Cardin: The Sun must meet a higher standard than one of its holiday gift guide demonstrates | READER COMMENTARY - Baltimore Sun

2021-12-30 20:54:50 By : Ms. Amanda zhang

As a lifelong reader of The Baltimore Sun, I have been proud of the paper’s coverage of the pandemic and its impact on small businesses in our community. The Sun’s coverage has informed the COVID-19 small business relief policies that I have helped to enact in the U.S. Senate as the chair of the Senate Small Business and Entrepreneurship Committee.

So, like other readers, I was disappointed to find a “2021 Holiday gift guide” published in these pages that included no reference to small businesses in the Baltimore region (”How about more love for local shopping?” Nov. 26).

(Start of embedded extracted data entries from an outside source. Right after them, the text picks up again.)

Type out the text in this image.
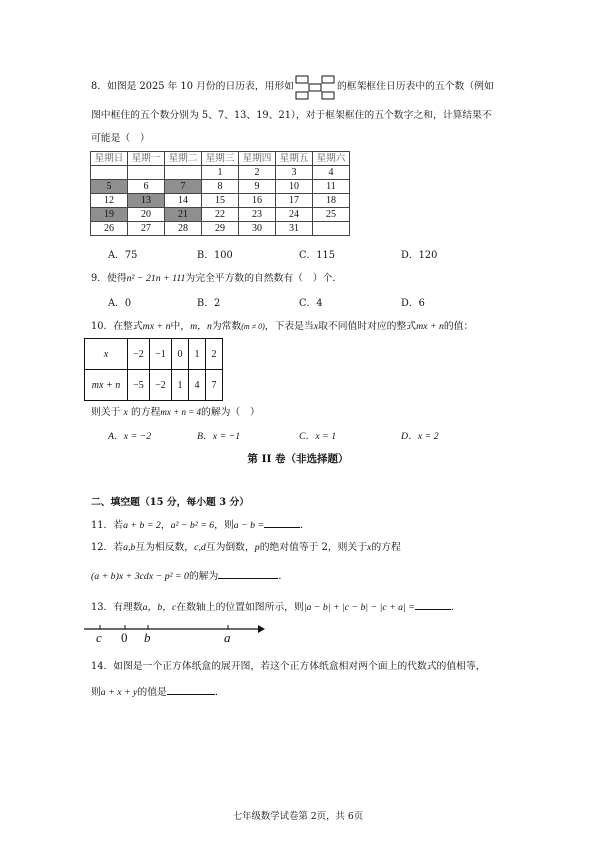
8．如图是 2025 年 10 月份的日历表，用形如	的框架框住日历表中的五个数（例如
图中框住的五个数分别为 5、7、13、19、21），对于框架框住的五个数字之和，计算结果不
可能是（　）
星期日	星期一	星期二	星期三	星期四	星期五	星期六
			1	2	3	4
5	6	7	8	9	10	11
12	13	14	15	16	17	18
19	20	21	22	23	24	25
26	27	28	29	30	31	
A．75	B．100	C．115	D．120
9．使得n² − 21n + 111为完全平方数的自然数有（　）个．
A．0	B．2	C．4	D．6
10．在整式mx + n中，m，n为常数(m ≠ 0)，下表是当x取不同值时对应的整式mx + n的值：
x	−2	−1	0	1	2
mx + n	−5	−2	1	4	7
则关于 x 的方程mx + n = 4的解为（　）
A．x = −2	B．x = −1	C．x = 1	D．x = 2
第 II 卷（非选择题）
二、填空题（15 分，每小题 3 分）
11．若a + b = 2，a² − b² = 6，则a − b =	．
12．若a,b互为相反数，c,d互为倒数，p的绝对值等于 2，则关于x的方程
(a + b)x + 3cdx − p² = 0的解为	．
13．有理数a，b，c在数轴上的位置如图所示，则|a − b| + |c − b| − |c + a| =	．
c 0 b	a
14．如图是一个正方体纸盒的展开图，若这个正方体纸盒相对两个面上的代数式的值相等，
则a + x + y的值是	．
七年级数学试卷第 2页，共 6页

The identical guides that were published in other newspapers owned by Tribune Publishing Company revealed that this isn’t just a Baltimore problem, but a reminder that local newspapers are withering at the hands of large publishing companies and Wall Street investors.

In May, Tribune Publishing Company was sold to Alden Global Capital, a hedge fund known for cutting newspaper staff and costs. Too often, when local newspapers are bought by larger companies, they are not treated as vital community pillars, but as sources of consistent revenue and profits. As it happens, days after publishing the guide, press reports revealed that Tribune intends to close the local Sun Park printing plant that has printed the paper since 1992.

In Baltimore, The Sun remains a critical institution that help us better understand our neighbors and communities including our small businesses. The response from Baltimore small business owner Kristin Wiebe, who wrote that she “was disheartened and demoralized” by the guide, shows that our community still demands a newspaper with a strong local presence. I am proud that The Sun has since published a guide produced by its newsroom focused on the Baltimore region. Maryland small business owners deserve to see themselves and their peers in the pages of The Baltimore Sun.

The disruption to the local news industry caused by rise of the internet has been well-documented and it has been exacerbated by both the 2008 financial crisis and COVID-19 pandemic. That’s why I pushed to expand access to the Paycheck Protection Program to local news outlets and why I introduced the Newspaper Revitalization Act in 2009 to allow newspapers to operate as nonprofits — a model that I am proud has been adopted by newspapers around the nation. I am disappointed that local philanthropists and Alden were unable to reach an agreement to continue operation of The Sun under such a model.

My hope is that the response to the gift guide will be a reminder to Tribune and Alden that strong communities need strong local newspapers and that Baltimore Sun readers intend to hold them to that standard.

A tip for next year’s guide: Lead with the local.

Ben Cardin, Washington, D.C.

The writer, a Democrat, has represented Maryland in the U.S. Senate since Jan. 4, 2007.